Catatan itu adalah, pertama, matinya ideologi partai. Sebagai dasar sikap dan perjuangan, ideologi partai harus dijunjung oleh seluruh kader dan pengurus. Dalam perkembangan waktu, sikap menjunjung ideologi partai semakin memudar bahkan menghilang. Hal demikian bisa terjadi karena semakin pragmatisnya pengurus partai. Sekarang pengurus partai lebih memilih berorientasi pada kekuasaan. Mereka cepat merasa lelah berjuang sehingga gampang tergoda oleh rayuan kekuasaan. Akibatnya mereka jalan sendiri-sendiri.
Kedua, biaya pemilu semakin mahal.
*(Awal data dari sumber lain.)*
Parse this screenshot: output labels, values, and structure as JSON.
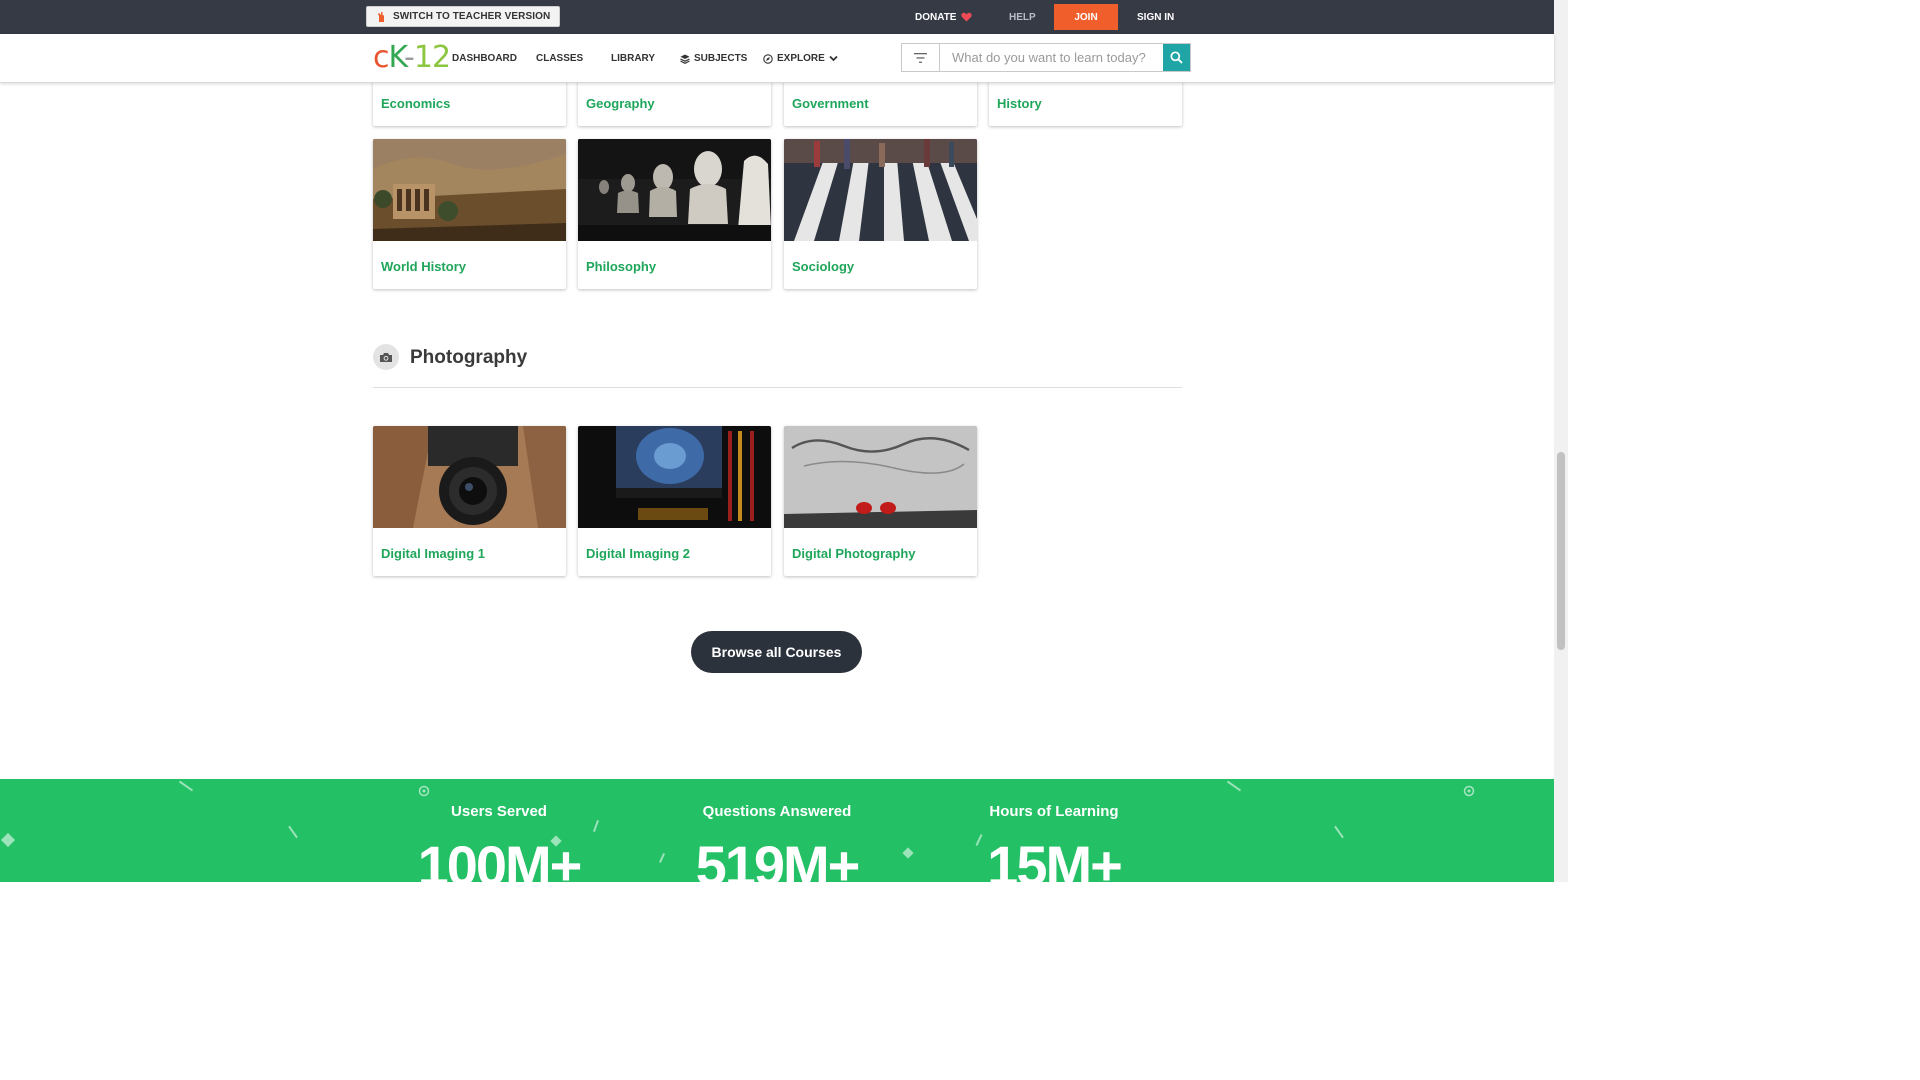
{
  "topbar": {
    "switch_label": "SWITCH TO TEACHER VERSION",
    "donate": "DONATE",
    "help": "HELP",
    "join": "JOIN",
    "signin": "SIGN IN"
  },
  "nav": {
    "logo": {
      "c": "c",
      "k": "K",
      "dash": "-",
      "num": "12"
    },
    "dashboard": "DASHBOARD",
    "classes": "CLASSES",
    "library": "LIBRARY",
    "subjects": "SUBJECTS",
    "explore": "EXPLORE",
    "search_placeholder": "What do you want to learn today?"
  },
  "top_cards": [
    {
      "label": "Economics"
    },
    {
      "label": "Geography"
    },
    {
      "label": "Government"
    },
    {
      "label": "History"
    }
  ],
  "social_cards": [
    {
      "label": "World History"
    },
    {
      "label": "Philosophy"
    },
    {
      "label": "Sociology"
    }
  ],
  "photography_section": {
    "title": "Photography",
    "cards": [
      {
        "label": "Digital Imaging 1"
      },
      {
        "label": "Digital Imaging 2"
      },
      {
        "label": "Digital Photography"
      }
    ]
  },
  "browse_button": "Browse all Courses",
  "stats": [
    {
      "label": "Users Served",
      "value": "100M+"
    },
    {
      "label": "Questions Answered",
      "value": "519M+"
    },
    {
      "label": "Hours of Learning",
      "value": "15M+"
    }
  ],
  "colors": {
    "topbar": "#353a45",
    "join": "#ef5e2b",
    "link_green": "#1fa65a",
    "search_button": "#1fa5a6",
    "stats_green": "#23c065",
    "browse_button": "#2c323c"
  }
}
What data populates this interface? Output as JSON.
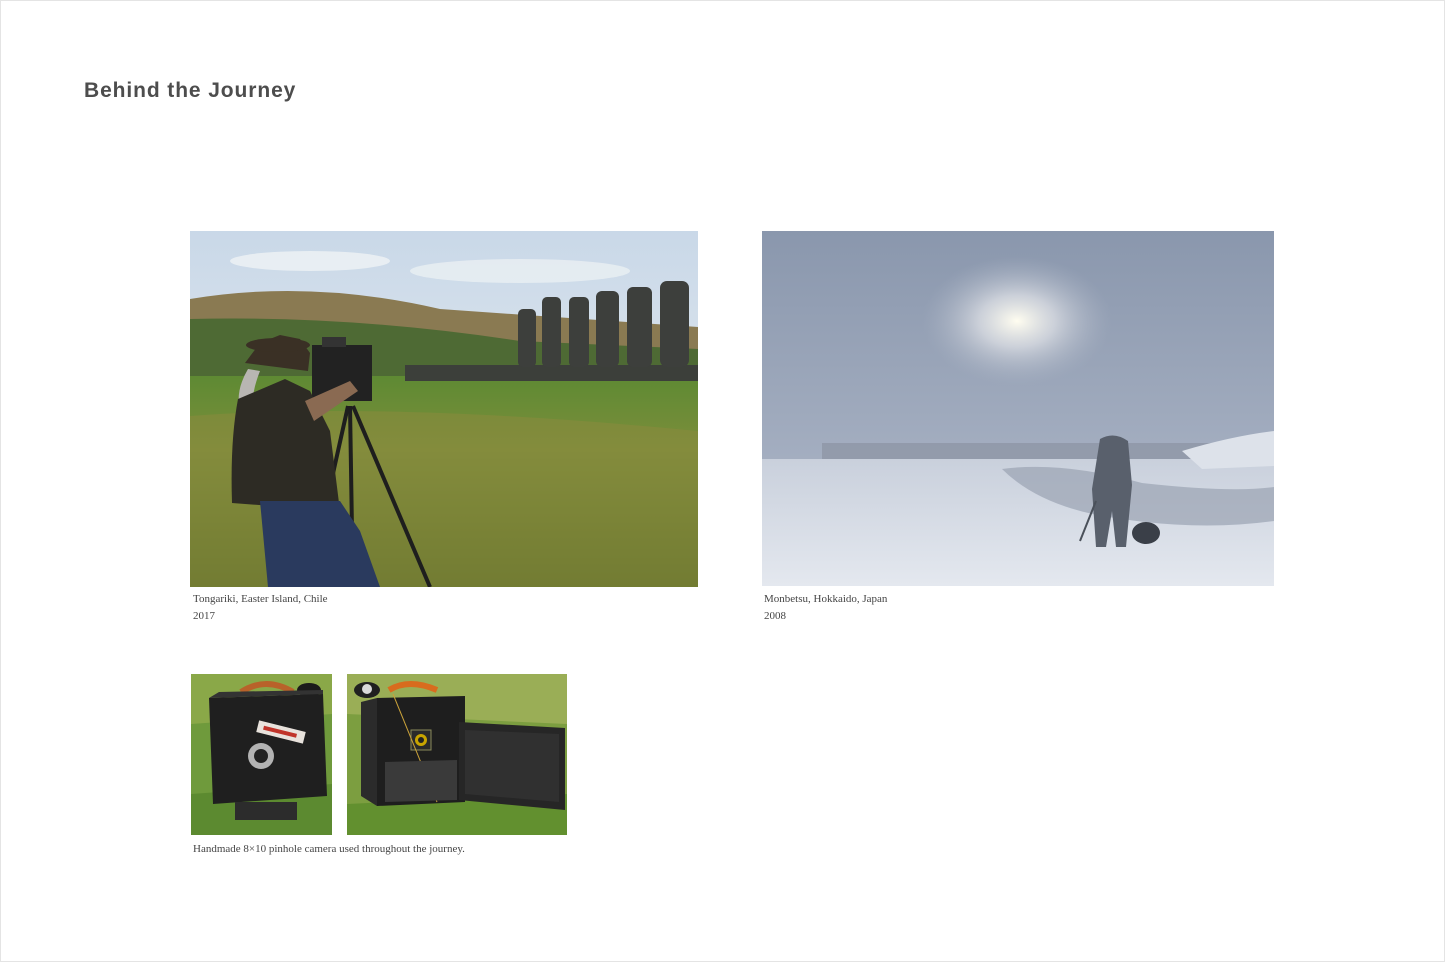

Perbedaan dana politik yang dimiliki oleh masing-masing partai politik (dan peserta pemilu legislatif). Ada partai politik yang dana kampanyenya tak terbatas bahkan unlimited namun ada pula yang tak memiliki sepeser pun. Akibat yang demikian maka gerak partai tak sama, ada yang geraknya melesat bagi yang memiliki dana melimpah, ada pula yang seperti siput bila dana yang dimiliki pas-oasan.
Mereka yang dananya melimpah, menghambur-hamburkan uang untuk berbagai metode kampanye. Sedang yang dananya terbatas, menjadi tidak jelas keberadaanya. Ketimpangan inilah yang memperkuat point pertama  di atas.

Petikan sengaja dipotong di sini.